The AHA states that many more lives can be saved if more Americans know CPR and how to use an automated external defibrillator (AED). Only about 46 percent of people who experience an out-of-hospital cardiac arrest receive the immediate help that they need before professional help arrives. CPR, especially if performed immediately, can triple a cardiac arrest victim’s chance of survival. Every second counts since the victim’s heart is not pumping oxygenated blood enough to sustain the victim’s life. Victim’s need immediate bystander intervention to survive.

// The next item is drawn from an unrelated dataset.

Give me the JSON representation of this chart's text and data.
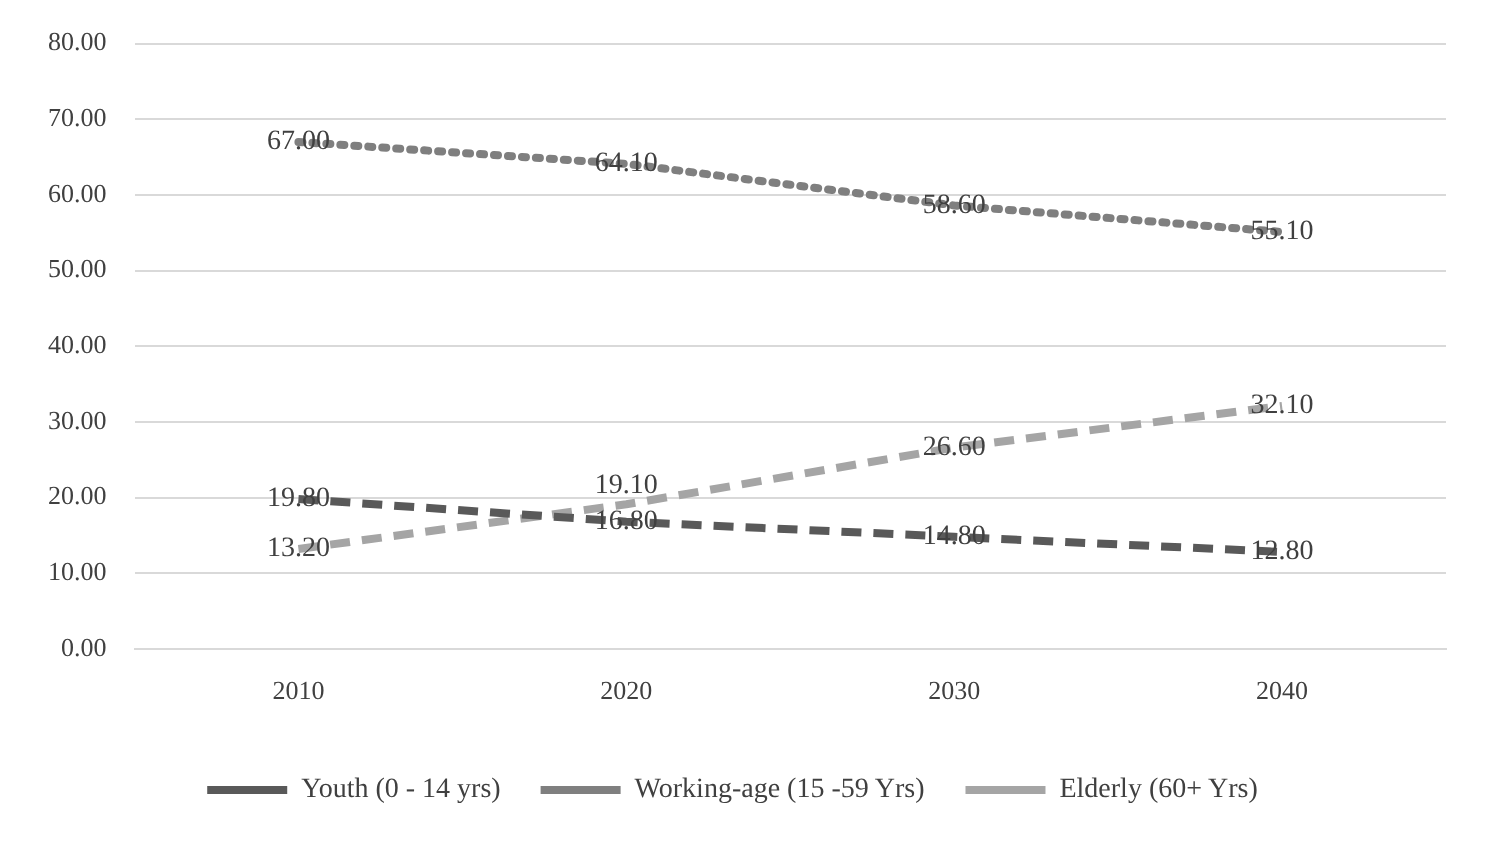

The AHA reports that nearly 400,000 people a year die of sudden cardiac arrest in the United States. Only about 46% of people who experience an out-of-hospital cardiac arrest receive the immediate help they need before professional help arrives. When a person has a cardiac arrest, CPR could triple their chance of survival.
Since 2008, the AHA has recommended Hands-Only CPR–CPR without breaths—for teen and adult victims of cardiac arrest. It teaches two basic steps: First, call 9-1-1, and then push hard and fast on the center of the chest until professional help or an AED arrives. The AHA encourages everyone to view a 90-second Hands-Only CPR instructional video at www.heart.org/handsonlycpr.
The American Heart Association is the worldwide leader in CPR resuscitation science and training. For nearly two decades, the Heart Association advocated for the CPR in Schools Law which went into effect in 2016 in New York State. The law ensures that all high schools students receive Hands-Only CPR training prior to graduation. Thirty-eight states now have lifesaving CPR in Schools laws.
Our mission is to be a relentless force for a world of longer, healthier lives. For nearly 100 years, we’ve been fighting heart disease and stroke, striving to save and improve lives. Heart disease is the No. 1 killer worldwide, and stroke ranks second globally. Even when those conditions don’t result in death, they cause disability and diminish quality of life. We want to see a world free of cardiovascular diseases and stroke.